2 solo hero books (cap and devil)
1 spy book (cap)
2 vaugely X-themed books (c/d and exiles)
3 vaugely Avengers-Themed books (Cap((occasionely)), Thunderbolts, and YA)
1 EVENT!!! book (Nova)
mallet: Yeah, Exiles, X-Factor, Spider-Girl, Punisher, those are the titles that make me believe that Marvel will get the rest of their stuff turned around and up to that level.
It really seems like most of the big stuff is what's screwed up: Spider-Man, The Avengers, X-Men, no Thor, Hulk in space, etc.
I don't know if that means something, but it feels like it should.
I wrote my last comment while under the spell of a migraine, and it seemed a bit...well, what's the nice way to put it ... redundant.
Anyway, let's try again!
There's nothing wrong in buying Marvel if you still enjoy it.
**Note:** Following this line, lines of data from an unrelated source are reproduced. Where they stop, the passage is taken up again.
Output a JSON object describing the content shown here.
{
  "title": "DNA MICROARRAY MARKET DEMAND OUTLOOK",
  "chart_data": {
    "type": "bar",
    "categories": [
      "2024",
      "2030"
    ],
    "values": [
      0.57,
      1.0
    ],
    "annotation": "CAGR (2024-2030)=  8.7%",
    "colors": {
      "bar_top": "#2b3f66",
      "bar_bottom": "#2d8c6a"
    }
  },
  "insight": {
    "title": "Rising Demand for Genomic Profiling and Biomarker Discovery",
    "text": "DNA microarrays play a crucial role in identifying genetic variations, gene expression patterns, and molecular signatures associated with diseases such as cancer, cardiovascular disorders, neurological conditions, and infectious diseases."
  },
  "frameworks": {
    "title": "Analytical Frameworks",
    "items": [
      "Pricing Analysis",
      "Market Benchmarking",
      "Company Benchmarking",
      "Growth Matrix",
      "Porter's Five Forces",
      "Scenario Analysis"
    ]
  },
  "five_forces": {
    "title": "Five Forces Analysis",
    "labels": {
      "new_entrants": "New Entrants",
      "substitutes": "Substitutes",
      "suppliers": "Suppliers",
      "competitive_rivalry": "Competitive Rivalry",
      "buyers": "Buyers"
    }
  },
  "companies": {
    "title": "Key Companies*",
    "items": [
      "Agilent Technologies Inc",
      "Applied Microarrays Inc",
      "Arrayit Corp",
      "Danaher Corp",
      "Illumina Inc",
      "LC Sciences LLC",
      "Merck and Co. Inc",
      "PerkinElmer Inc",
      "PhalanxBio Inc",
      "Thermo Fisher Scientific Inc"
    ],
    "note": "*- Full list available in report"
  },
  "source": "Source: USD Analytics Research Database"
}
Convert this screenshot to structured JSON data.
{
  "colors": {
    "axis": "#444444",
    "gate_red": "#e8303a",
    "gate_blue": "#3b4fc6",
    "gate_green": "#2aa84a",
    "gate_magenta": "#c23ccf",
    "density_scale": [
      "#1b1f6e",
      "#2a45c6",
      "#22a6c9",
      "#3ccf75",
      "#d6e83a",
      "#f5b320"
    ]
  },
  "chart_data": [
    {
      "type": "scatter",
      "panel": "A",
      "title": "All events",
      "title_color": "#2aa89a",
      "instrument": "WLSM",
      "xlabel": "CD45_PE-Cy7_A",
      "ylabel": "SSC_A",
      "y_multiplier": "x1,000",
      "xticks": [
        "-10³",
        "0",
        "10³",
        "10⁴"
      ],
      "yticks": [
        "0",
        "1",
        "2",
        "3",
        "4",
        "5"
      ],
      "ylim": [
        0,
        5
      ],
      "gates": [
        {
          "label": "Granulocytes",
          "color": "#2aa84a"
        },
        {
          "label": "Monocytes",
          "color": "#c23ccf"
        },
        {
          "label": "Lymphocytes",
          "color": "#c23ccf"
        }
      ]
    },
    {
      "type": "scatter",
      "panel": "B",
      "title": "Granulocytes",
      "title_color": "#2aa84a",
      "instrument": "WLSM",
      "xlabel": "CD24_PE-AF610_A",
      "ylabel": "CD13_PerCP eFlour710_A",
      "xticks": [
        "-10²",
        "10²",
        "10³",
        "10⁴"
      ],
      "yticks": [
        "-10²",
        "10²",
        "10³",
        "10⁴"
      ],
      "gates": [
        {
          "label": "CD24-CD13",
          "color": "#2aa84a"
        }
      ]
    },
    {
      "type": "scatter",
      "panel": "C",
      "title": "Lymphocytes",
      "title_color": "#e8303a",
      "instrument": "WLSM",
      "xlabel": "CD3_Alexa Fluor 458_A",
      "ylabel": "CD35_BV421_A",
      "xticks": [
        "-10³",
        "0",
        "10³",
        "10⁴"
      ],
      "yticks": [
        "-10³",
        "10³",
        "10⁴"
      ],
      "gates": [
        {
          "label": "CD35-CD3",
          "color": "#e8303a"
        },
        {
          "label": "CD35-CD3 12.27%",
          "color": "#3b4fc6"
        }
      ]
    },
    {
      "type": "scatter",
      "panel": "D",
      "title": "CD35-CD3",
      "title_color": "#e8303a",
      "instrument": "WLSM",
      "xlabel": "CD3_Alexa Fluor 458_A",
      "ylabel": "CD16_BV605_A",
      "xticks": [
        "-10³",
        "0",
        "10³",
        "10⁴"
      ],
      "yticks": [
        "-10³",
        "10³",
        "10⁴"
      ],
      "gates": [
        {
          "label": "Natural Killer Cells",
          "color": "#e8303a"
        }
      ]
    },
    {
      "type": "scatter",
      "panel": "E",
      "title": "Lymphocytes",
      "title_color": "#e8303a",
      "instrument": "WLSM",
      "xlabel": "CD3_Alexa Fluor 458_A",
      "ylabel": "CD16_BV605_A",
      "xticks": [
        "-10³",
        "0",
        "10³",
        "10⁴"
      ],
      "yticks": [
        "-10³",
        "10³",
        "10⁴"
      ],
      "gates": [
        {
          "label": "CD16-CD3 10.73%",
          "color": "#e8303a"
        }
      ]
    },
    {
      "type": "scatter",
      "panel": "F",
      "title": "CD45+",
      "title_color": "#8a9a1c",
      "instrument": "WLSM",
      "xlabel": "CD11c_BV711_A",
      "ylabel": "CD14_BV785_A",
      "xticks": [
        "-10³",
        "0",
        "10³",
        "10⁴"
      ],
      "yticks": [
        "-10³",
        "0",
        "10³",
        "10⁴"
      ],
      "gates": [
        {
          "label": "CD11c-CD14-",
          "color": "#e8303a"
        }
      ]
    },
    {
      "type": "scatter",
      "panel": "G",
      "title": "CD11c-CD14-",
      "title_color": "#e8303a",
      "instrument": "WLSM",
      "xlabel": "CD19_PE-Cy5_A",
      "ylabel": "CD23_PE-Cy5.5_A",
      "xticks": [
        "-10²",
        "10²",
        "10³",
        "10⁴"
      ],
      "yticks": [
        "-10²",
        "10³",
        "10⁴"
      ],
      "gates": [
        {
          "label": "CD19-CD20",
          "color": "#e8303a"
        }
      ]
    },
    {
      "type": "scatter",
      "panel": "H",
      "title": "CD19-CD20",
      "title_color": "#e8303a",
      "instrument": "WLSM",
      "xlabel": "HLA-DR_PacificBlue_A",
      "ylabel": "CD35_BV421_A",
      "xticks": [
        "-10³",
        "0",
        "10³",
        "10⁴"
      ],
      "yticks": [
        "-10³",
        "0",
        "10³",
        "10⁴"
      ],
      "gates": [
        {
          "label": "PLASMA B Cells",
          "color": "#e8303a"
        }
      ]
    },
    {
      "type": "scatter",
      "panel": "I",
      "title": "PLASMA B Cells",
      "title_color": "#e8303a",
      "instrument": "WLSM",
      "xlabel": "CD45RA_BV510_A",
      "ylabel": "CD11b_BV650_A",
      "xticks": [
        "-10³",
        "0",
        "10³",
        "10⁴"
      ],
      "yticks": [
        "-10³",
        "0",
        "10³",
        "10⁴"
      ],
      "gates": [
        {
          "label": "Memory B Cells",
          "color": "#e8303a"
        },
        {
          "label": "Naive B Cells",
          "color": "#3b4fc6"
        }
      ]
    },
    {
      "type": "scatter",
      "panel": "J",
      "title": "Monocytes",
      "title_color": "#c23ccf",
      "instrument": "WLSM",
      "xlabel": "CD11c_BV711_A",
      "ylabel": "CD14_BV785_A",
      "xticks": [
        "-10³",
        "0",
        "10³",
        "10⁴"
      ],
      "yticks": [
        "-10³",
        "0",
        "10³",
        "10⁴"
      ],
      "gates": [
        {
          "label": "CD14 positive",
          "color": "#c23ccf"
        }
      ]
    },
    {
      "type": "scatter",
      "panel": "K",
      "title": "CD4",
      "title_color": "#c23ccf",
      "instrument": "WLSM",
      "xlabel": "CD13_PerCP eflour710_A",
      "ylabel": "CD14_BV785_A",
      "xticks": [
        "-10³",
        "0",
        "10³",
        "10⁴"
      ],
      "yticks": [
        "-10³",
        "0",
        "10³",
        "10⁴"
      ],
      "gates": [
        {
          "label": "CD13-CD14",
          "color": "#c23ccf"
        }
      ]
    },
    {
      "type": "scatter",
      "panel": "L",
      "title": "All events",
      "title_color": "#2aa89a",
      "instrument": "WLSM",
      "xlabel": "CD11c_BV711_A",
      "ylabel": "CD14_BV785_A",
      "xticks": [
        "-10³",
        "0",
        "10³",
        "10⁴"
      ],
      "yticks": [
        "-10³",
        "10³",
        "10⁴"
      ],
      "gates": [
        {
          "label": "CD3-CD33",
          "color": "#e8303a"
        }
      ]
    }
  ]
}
My problem was that old favorites like Spider-Man and FF were practically unreadable while also-rans like Darkhawk were slated to be "re-imagined" by Alan Moore.
(Just kidding, but you get my gist...)
It's almost like the company is afraid to buck trends with their icons, so the creativity is left to books few will notice.
Not exactly the House of Ideas I grew up with.